School of Computer and Information Technology, Beijing Jiaotong University, Beijing 100044, China.
Biochem Biophys Res Commun. 2012 Sep 28;426(3):395-8. doi: 10.1016/j.bbrc.2012.08.101. Epub 2012 Aug 29.
Fragment assembly is one of the most important problems of sequence assembly. Algorithms for DNA fragment assembly using de Bruijn graph have been widely used. These algorithms require a large amount of memory and running time to build the de Bruijn graph. Another drawback of the conventional de Bruijn approach is the loss of information. To overcome these shortcomings, this paper proposes a parallel strategy to construct de Bruijin graph. Its main characteristic is to avoid the division of de Bruijin graph. A novel fragment assembly algorithm based on our parallel strategy is implemented in the MapReduce framework. The experimental results show that the parallel strategy can effectively improve the computational efficiency and remove the memory limitations of the assembly algorithm based on Euler superpath. This paper provides a useful attempt to the assembly of large-scale genome sequence using Cloud Computing.

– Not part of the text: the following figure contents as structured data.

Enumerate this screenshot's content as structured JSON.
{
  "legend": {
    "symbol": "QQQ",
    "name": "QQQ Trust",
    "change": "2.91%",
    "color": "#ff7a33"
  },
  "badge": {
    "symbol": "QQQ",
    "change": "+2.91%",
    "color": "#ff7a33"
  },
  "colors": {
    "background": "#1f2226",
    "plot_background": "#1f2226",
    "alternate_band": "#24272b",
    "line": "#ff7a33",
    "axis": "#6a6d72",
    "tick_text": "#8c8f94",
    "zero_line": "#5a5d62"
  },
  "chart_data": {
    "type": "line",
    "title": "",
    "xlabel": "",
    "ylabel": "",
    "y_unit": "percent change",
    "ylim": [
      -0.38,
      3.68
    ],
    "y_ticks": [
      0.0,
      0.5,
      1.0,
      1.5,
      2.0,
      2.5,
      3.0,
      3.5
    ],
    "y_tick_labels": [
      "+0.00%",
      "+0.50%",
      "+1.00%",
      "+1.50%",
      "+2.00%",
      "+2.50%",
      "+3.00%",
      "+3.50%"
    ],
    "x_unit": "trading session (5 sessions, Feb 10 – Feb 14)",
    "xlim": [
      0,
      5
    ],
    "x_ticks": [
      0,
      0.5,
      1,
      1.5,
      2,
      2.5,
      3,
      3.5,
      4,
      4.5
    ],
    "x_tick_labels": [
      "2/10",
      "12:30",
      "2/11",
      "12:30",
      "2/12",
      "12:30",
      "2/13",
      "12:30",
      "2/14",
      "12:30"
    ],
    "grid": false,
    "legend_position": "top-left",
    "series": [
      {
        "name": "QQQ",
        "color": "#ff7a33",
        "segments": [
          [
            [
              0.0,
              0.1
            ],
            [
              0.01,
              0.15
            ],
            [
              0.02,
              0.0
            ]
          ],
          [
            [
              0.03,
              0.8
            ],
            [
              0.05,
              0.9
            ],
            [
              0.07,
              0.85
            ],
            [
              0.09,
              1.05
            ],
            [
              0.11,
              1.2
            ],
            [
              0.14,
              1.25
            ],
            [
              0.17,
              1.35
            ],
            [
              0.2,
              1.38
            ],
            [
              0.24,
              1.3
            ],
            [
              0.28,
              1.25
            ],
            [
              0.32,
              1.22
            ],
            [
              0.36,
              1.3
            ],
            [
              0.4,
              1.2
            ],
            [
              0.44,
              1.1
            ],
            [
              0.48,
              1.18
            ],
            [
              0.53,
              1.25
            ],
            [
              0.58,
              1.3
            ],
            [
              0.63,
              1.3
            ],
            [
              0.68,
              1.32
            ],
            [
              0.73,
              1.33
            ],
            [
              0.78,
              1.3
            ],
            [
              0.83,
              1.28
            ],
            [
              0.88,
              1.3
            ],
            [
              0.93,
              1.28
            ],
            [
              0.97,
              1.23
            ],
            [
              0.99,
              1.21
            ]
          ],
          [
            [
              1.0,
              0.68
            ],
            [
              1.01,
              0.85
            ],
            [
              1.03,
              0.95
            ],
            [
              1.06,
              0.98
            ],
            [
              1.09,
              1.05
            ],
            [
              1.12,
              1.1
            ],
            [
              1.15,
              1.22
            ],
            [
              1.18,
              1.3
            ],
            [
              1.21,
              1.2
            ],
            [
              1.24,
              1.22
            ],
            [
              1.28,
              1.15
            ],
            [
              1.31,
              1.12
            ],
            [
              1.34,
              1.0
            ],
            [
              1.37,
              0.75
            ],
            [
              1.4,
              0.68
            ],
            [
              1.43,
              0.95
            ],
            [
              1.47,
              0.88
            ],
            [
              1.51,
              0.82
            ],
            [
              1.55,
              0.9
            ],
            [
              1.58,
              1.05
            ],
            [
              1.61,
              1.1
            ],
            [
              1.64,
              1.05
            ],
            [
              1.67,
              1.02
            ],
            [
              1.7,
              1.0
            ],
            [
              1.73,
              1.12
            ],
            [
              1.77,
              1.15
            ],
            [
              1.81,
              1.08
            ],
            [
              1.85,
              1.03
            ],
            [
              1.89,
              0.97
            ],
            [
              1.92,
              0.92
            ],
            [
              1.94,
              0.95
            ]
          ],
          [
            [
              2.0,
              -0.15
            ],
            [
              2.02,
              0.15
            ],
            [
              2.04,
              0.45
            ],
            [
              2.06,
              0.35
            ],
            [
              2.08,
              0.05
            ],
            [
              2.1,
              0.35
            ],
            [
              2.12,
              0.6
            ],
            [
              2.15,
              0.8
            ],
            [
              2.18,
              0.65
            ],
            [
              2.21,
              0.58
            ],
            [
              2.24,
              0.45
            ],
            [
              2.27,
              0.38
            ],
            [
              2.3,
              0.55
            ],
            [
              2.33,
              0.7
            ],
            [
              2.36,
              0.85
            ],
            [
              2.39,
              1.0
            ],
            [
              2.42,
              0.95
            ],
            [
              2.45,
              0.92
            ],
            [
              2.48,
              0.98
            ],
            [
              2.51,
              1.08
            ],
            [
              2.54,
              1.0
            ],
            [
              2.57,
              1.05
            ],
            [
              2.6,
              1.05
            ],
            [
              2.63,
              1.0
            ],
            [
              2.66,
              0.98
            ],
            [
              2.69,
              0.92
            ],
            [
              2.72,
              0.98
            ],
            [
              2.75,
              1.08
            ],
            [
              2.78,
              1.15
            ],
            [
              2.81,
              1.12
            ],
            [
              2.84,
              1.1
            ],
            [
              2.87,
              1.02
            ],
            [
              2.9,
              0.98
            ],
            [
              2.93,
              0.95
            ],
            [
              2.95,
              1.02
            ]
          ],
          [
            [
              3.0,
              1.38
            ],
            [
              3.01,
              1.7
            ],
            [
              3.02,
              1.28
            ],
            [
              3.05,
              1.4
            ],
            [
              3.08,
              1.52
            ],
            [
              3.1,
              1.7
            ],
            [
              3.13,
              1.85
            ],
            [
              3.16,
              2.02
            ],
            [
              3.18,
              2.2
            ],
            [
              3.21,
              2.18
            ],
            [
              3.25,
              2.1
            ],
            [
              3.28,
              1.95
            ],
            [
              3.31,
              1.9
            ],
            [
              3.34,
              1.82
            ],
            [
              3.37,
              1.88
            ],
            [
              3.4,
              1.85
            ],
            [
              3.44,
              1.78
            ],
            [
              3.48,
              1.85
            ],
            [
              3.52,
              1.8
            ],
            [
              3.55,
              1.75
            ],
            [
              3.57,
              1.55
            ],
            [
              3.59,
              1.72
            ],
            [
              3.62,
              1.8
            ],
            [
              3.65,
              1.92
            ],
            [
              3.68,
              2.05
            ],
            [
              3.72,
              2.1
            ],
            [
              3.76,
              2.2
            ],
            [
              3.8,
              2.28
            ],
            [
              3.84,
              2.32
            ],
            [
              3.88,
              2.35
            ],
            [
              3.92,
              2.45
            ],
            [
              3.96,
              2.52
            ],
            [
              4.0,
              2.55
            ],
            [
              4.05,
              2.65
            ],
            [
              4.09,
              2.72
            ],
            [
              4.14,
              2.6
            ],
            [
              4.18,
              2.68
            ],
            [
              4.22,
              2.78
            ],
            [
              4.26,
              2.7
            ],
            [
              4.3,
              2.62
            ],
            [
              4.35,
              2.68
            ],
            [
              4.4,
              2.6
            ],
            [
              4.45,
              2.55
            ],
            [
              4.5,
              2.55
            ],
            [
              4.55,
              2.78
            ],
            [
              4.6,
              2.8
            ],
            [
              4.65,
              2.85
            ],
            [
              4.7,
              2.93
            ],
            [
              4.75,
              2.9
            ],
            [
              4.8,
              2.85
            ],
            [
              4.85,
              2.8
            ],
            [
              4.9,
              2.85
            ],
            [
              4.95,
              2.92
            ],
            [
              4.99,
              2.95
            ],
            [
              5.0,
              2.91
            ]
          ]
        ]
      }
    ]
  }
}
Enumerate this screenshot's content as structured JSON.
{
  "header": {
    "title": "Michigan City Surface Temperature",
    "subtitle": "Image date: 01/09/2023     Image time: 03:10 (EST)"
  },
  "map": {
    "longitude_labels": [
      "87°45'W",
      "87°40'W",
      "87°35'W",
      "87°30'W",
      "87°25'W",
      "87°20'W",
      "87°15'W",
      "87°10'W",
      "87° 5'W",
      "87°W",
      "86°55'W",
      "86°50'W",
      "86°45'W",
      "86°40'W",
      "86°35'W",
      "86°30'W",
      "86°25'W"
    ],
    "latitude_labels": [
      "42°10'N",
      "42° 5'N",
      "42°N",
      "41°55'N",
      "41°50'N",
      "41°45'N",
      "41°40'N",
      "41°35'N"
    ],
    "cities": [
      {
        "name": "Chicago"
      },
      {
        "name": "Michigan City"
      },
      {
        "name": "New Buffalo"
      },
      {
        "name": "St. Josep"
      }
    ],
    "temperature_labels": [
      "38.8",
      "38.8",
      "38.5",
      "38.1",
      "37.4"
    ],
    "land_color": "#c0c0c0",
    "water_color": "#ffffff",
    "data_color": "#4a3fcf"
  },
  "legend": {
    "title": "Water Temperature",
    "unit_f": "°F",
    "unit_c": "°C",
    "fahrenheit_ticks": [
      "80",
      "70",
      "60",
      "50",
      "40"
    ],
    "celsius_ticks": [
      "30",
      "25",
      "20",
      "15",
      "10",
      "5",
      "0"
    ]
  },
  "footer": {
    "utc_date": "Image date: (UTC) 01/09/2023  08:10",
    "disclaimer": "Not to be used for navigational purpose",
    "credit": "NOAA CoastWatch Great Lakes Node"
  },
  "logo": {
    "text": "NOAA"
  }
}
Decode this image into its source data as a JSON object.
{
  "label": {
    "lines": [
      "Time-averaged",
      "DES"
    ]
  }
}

片段组装是序列组装中最重要的问题之一。使用 de Bruijn 图进行 DNA 片段组装的算法已经得到了广泛的应用。这些算法在构建 de Bruijn 图时需要大量的内存和运行时间。传统 de Bruijn 方法的另一个缺点是信息丢失。为了克服这些缺点,本文提出了一种构建 de Bruijn 图的并行策略。它的主要特点是避免 de Bruijn 图的划分。基于我们的并行策略实现了一种新的基于欧拉超路径的片段组装算法。实验结果表明,该并行策略可以有效地提高计算效率,并消除基于 Euler 超路径的组装算法的内存限制。本文为使用云计算进行大规模基因组序列组装提供了有益的尝试。